Magrolimab is at the head of a number of drug candidates coming through the industry pipeline directed at CD47, a protein expressed on malignant cells that has long been established as a “don’t eat me” signal that prevents the cancer being attacked by white blood cells called macrophages.
Other research suggests it my also play downgrade immune responses by cell-killing T cells as well as dendritic cells, which are involved in antibody responses, making it a compelling target for drug developers. Others working in this area include BMS/Celgene, Trillium Therapeutics, I-Mab, Innovent, ALX Oncology, Surface Oncology, Vivoryon and Morphiex.
It has proved to be a tricky target however, with toxicity causing problems for some candidates including Surface Oncology’s SRF231 and BMS/Celgene’s CC-9002.
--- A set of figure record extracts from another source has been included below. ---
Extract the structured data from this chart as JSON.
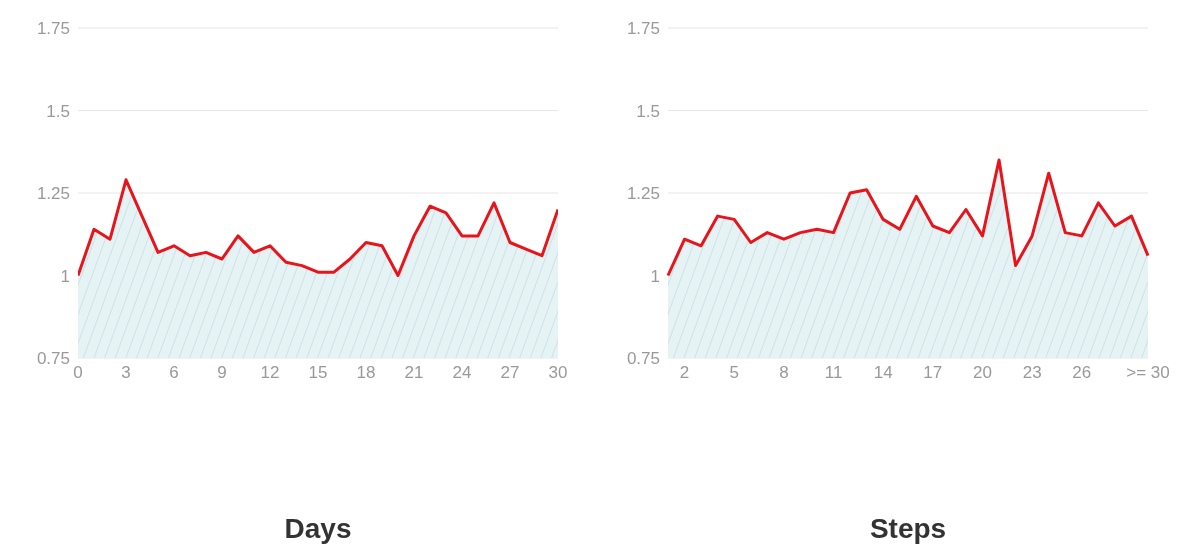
{
  "chart_data": [
    {
      "type": "area",
      "xlabel": "Days",
      "x": [
        0,
        1,
        2,
        3,
        4,
        5,
        6,
        7,
        8,
        9,
        10,
        11,
        12,
        13,
        14,
        15,
        16,
        17,
        18,
        19,
        20,
        21,
        22,
        23,
        24,
        25,
        26,
        27,
        28,
        29,
        30
      ],
      "series": [
        {
          "color": "#e8141b",
          "values": [
            1.0,
            1.14,
            1.11,
            1.29,
            1.18,
            1.07,
            1.09,
            1.06,
            1.07,
            1.05,
            1.12,
            1.07,
            1.09,
            1.04,
            1.03,
            1.01,
            1.01,
            1.05,
            1.1,
            1.09,
            1.0,
            1.12,
            1.21,
            1.19,
            1.12,
            1.12,
            1.22,
            1.1,
            1.08,
            1.06,
            1.2
          ]
        }
      ],
      "xlim": [
        0,
        30
      ],
      "xticks": [
        0,
        3,
        6,
        9,
        12,
        15,
        18,
        21,
        24,
        27,
        30
      ],
      "ylim": [
        0.75,
        1.75
      ],
      "yticks": [
        0.75,
        1,
        1.25,
        1.5,
        1.75
      ],
      "grid": "y",
      "marker": "none",
      "line_style": "solid",
      "legend": false
    },
    {
      "type": "area",
      "xlabel": "Steps",
      "categories": [
        null,
        "2",
        null,
        null,
        "5",
        null,
        null,
        "8",
        null,
        null,
        "11",
        null,
        null,
        "14",
        null,
        null,
        "17",
        null,
        null,
        "20",
        null,
        null,
        "23",
        null,
        null,
        "26",
        null,
        null,
        null,
        ">= 30"
      ],
      "series": [
        {
          "color": "#e8141b",
          "values": [
            1.0,
            1.11,
            1.09,
            1.18,
            1.17,
            1.1,
            1.13,
            1.11,
            1.13,
            1.14,
            1.13,
            1.25,
            1.26,
            1.17,
            1.14,
            1.24,
            1.15,
            1.13,
            1.2,
            1.12,
            1.35,
            1.03,
            1.12,
            1.31,
            1.13,
            1.12,
            1.22,
            1.15,
            1.18,
            1.06
          ]
        }
      ],
      "ylim": [
        0.75,
        1.75
      ],
      "yticks": [
        0.75,
        1,
        1.25,
        1.5,
        1.75
      ],
      "grid": "y",
      "marker": "none",
      "line_style": "solid",
      "legend": false
    }
  ]
}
All seemed set fair with magrolimab when Gilead reported a 91% overall response rate (ORR) with the drug in combination with azacitidine in previously-untreated MDS at ASCO in 2020, which earned the programme a breakthrough designation from the FDA.
Gilead will be hoping for a quick resolution of the investigation into the safety signal with magrolimab, a drug at the forefront of its recent pivot into oncology alongside recently-approved TROP-targeting triple-negative breast cancer therapy Trodelvy (sacituzumab govitecan).
Shares in the drugmaker weakened by just under 2% after the partial hold was announced.